The M₁M₂–N–C (where, M represents elements such as Mn, Fe, Co, Ni, Cu, and Zn) bimetallic electrocatalysts have garnered significant attention for their applications in the oxygen reduction reaction (ORR) and oxygen evolution reaction (OER). However, the design of catalytic sites remains unclear, which limits further advancements. In this study, we employed high-throughput first-principles calculations to demonstrate that the ORR/OER catalytic activity of M₁M₂–N–C can be regulated through organizational and mechanistic modulation.

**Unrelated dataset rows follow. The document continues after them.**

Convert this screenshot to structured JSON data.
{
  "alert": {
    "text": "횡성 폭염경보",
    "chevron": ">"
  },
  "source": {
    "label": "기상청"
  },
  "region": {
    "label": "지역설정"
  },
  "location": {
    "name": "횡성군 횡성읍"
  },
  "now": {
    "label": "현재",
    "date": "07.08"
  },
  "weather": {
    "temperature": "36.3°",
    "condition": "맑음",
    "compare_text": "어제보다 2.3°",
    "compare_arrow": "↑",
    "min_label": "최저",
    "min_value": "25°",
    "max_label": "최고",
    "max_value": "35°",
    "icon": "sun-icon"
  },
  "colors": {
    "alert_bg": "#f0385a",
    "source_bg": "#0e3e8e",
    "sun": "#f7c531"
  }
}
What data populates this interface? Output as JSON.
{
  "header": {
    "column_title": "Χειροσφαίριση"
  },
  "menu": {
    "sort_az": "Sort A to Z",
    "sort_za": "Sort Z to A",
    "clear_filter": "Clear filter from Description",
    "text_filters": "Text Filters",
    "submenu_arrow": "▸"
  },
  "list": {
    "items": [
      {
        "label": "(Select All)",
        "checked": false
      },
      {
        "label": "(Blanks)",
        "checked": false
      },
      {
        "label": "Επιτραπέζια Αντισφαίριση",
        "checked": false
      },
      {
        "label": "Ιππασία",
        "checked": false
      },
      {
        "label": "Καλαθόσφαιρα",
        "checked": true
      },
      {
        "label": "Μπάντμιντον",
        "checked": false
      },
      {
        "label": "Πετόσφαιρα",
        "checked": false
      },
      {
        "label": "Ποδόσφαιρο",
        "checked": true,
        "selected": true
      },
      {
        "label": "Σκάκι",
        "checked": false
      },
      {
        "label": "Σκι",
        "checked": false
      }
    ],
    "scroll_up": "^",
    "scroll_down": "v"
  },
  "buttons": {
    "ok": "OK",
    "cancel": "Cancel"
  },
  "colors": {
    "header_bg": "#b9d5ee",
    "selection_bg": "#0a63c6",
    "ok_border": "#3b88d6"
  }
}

A systematic comparison of the ORR/OER activities of nearly 100 catalytic sites in FeNi–N–C revealed that bridged and unbridged bimetallic atoms exhibit distinct ORR/OER catalytic performances. Specifically, the bimetallic bridged configurations follow associative or dissociative reaction pathways, whereas the unbridged configurations adhere solely to the dissociative path. Bridging enhances the ORR/OER catalytic activity of FeNi–N–C. Additionally, atomic substitution can effectively control the reaction pathway of bridged configurations and allow them to follow the dissociative mechanism. Notably, replacing Ni with Co can reduce the theoretical ORR/OER overpotentials of the bridged configuration under the dissociative mechanism to 0.11/0.13 V, which makes it a bifunctional catalyst. Furthermore, the integrated crystal orbital Hamilton population is proposed as an electronic descriptor that characterizes the selectivity of the ORR/OER reaction mechanism and the performance of M₁M₂–N–C. This work provides insights into the ORR/OER activity of M₁M₂–N–C catalysts and paves the way for future designs and catalytic improvements.